David Lose, president of Lutheran Theological Seminary at Philadelphia writes to pastors, encouraging us to encourage you. “There are so many times, Dear Partner, when life conspires to make us feel unsafe and unworthy and it is our job to proclaim in the face of these harsh realities the even greater reality of God’s undying, unconditional, and unyielding love. “My sheep hear my voice. I know them, and they follow me. No one will snatch them out of my hand.” There is no difference in those needing to hear this promise reminder.
How many situations can you think of that need that reminder - whether you could personally voice that assurance or not? Maybe it’s the student that has friends going through difficult times: God’s got you. Could be the one grieving so deeply that they wonder about the validity of any kind of future at all: it may feel like God is absent, but God’s got you in God’s hand. Maybe it’s the parent of the little baby screaming his or her lungs out in the emergency room: God’s holding you together, despite you feeling like your brain is going to explode. Might be all those so distressed by the disrespect and dishonor that seems to be winning the pre-elections: listen to God; turn off the tv, the radio and the internet, remember who you are and to whom you belong to. You are God’s flock - not God’s mob. So shall we pray.

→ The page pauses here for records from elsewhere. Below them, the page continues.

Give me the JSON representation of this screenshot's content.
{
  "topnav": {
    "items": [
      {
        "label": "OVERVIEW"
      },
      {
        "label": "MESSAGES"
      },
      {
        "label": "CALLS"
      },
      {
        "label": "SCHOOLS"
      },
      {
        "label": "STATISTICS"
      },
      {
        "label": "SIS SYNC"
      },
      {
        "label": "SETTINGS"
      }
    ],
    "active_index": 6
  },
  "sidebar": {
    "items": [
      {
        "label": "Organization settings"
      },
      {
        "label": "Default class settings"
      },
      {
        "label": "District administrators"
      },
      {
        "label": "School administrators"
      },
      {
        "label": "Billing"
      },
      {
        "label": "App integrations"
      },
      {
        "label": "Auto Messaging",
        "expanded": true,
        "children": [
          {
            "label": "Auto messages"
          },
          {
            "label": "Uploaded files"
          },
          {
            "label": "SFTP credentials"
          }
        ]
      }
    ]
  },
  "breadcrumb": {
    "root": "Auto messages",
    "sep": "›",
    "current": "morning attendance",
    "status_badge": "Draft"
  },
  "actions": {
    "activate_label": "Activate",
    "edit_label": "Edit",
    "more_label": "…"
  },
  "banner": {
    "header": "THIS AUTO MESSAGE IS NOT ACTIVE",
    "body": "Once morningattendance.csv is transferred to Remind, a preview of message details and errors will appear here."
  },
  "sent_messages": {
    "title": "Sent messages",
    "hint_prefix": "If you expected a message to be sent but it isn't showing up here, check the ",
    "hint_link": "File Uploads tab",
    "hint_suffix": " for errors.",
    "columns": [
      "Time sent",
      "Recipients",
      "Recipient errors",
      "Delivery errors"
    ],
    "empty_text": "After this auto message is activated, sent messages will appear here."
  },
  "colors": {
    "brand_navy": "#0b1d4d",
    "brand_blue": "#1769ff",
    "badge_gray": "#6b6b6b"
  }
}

Good and Holy God, we are grateful that no matter how crazy or difficult or stressful or scary our lives are, you choose us, love us, accompany us, and will hold onto us through all of life - even through death into the new life you have us. Help us to realize our part in our relationship with you - the trusting part - even when that trust seems illogical or insane. You know so much more so than we - of those who don’t have One that will offer such promises. Help us to offer those within our reach the grace of what belonging to you means and looks like. Help us to rise up as people of your flock - as people of the Good Shepherd. And all your people say, Amen.